How can I input these 2 equations into Runge-Kutta 4th Order. I know how to treat second order ODE, by converting into first order for Runge-Kutta formulation but I don't know how to resolve the above first order ODEs for multivariable.
Any help on this is really appreciated.
Thanks
You can treat the equation as a DAE system, differential-algebraic equations, and use and DAE solver. This means to introduce an additional state variable $v=y'$, which is then also the new second differential equation, and transform the difference of the equations into an algebraic, which means here derivative-free, equation.

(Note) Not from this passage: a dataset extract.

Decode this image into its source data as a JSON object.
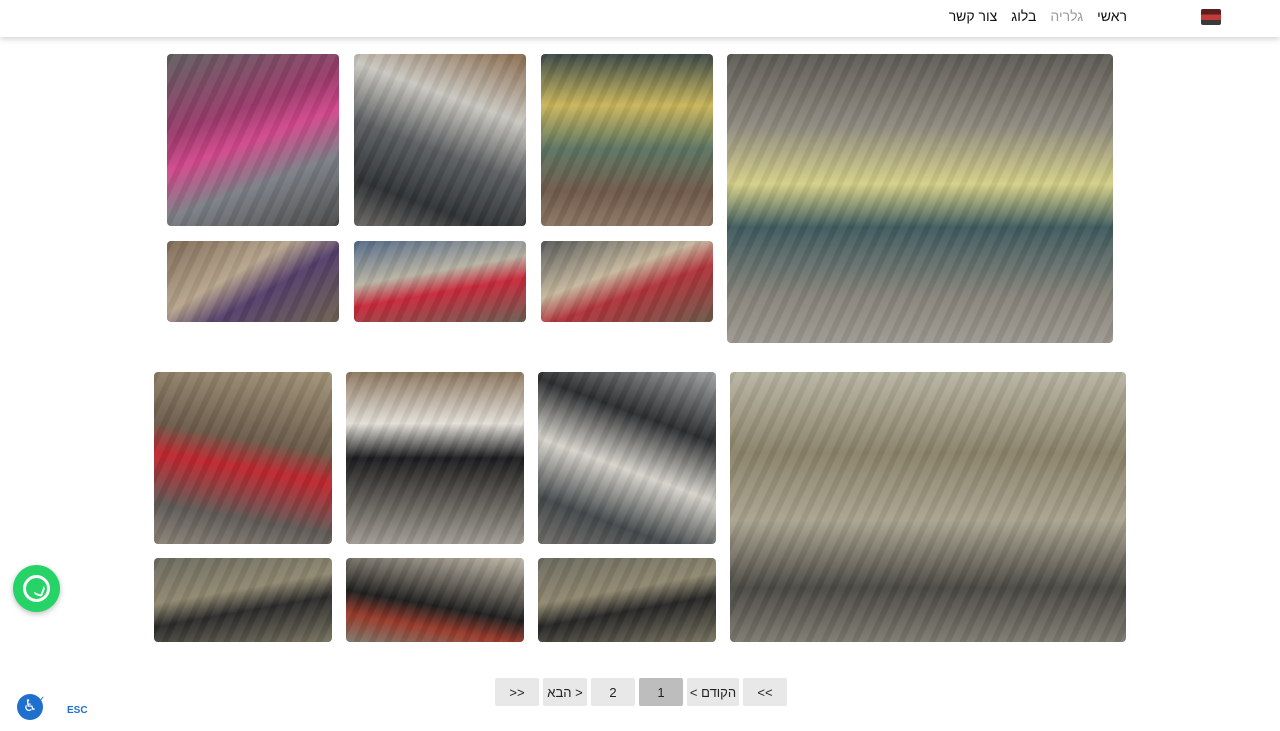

A second variant is to take the derivative of both equations and solve the resulting system of second-order DE.
In this special case the difference of both equations is quadratic in $y'$, which can be solved by the usual formula. However, one has to take care of the double-root case where the solution may cease to exist, or branches cross over, possibly generating a discontinuity in the second derivative.
Specific to get a system for RK4: Solve the linear system $$ u+v-uv=3xy-4t\\ u^2+v=y^2-xt $$ for $u$ and $v$ for given $t_0,x_0,y_0$, select one of the 4 solutions.
Apply RK4 in the vector version. Manually or via a solver routine solve in the ODE function the system $$ \pmatrix{1-v& 1-u\\2u&1}\pmatrix{u'\\v'} = \pmatrix{3uy+3xv-4\\2yv-ut-x} $$ input $[x,y,u,v]$, output $[u,v,u',v']$. Check for sign changes in the determinant, avoid division by zero.